Going Full-On Federal
Still the experiments took place. A toe-hold in one state became footholds in others. Most often it happened through the courts. “Gay marriage advocates could not get bills introduced in state legislatures,” writes Rauch, “much less enacted (an often overlooked reason for their sometimes criticized recourse to the courts).”
He hides that “reason” inside parentheses like a throw-away line. For me it stands out, though, as the single most laughable moment in an otherwise disturbing document. What does he expect us to say? “Oh, thank you! Finally I get it! I’d never realized — the only reason you went to the courts was because you couldn’t get your way any other way. And here I’d been criticizing you all along!”
It was dishonest, it was manipulative, but it worked.
Tone-deaf, as I said earlier. But of course it explains what happened all the way to the top. They did it in the states, they waited until the sky didn’t fall, and then they went full-on federal, forget states’ rights, now-we-can-get-what-we-want-in-the-Supreme Court. New morality meets old-fashioned opportunism.
Applying the Moral Lesson
It was dishonest. It was manipulative. But it worked. And we should learn from it. We don’t have to practice dishonesty to practice patience. We don’t have to be immoral as we keep on stressing real morality.
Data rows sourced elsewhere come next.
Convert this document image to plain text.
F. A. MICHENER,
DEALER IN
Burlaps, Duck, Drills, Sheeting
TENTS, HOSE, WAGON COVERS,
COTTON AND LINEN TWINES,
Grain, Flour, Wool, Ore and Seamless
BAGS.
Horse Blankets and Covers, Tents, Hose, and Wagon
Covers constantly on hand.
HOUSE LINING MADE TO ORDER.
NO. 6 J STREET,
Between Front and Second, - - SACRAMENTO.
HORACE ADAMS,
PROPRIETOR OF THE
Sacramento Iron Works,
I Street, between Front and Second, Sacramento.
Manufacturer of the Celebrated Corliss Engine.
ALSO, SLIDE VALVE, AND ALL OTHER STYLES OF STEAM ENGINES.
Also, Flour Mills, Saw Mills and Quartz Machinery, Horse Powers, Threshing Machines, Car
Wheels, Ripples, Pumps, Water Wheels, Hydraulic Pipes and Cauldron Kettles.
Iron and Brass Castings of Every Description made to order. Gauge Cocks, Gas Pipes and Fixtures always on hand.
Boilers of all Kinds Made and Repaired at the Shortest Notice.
Rauch even gives us helpful marching orders on today’s hot issue. “Research on the net positive effects of immigration misses the point,” he tells his fellow libertarians. That’s because cost-benefit analyses don’t move people. It takes a moral message instead: “As long as the public believes immigrants are a threat to law and order or undermine the country’s social fabric, ears will be shut.”
We’ve got to be patient. We’ve got to stay on strategy, for the long haul.
And thus their strategy goes forward. Notice how persistently the mainstream media pushes a “moral” message on the “migrant caravans”? (Who came up with that nice, neutral word “caravan,” anyway?) It’s all about parents and children, never about the criminality among the crowds.
We’ve got to stay just as clear and consistent on our own moral messages. That includes combating a lot of misinformation. The “caravan” migrants don’t have a moral claim on asylum here when they’ve been rejecting the same thing offered in Mexico. Immigrant parent-child relationships? They’re being spoofed — frequently — to manipulate policy and public opinion.
Children of gay marriages really miss having a real mother and father. Corruption was supposed to decrease in Colorado when marijuana went mainstream, but it’s increased instead. Abortion is killing an innocent child — in fact an innocent girl, at least half the time.
Applying the Patience Lesson, State by State
We’ve got to stay clear on these matters. At least we have the long-term advantage: Our policies are based on moral reality, not strategic manipulation.
But we’ve got to be patient. We’ve got to stay on strategy, for the long haul. Our opponents’ state-by-state strategic lesson goes hand in hand with their model of long-term patience. In our case it’s taken a long time to see states beginning to limit abortion. Those are victories, even if they came slowly and even if there’s little progress in sight at the federal level. Surely if we stay on task, we can see growing success in other crucial issues like marriage, immigration and drug policy.
We’re fighting uphill battles, as much as gay-rights and marijuana advocates were fifty years ago. It’s going to take time to see our own breakthroughs.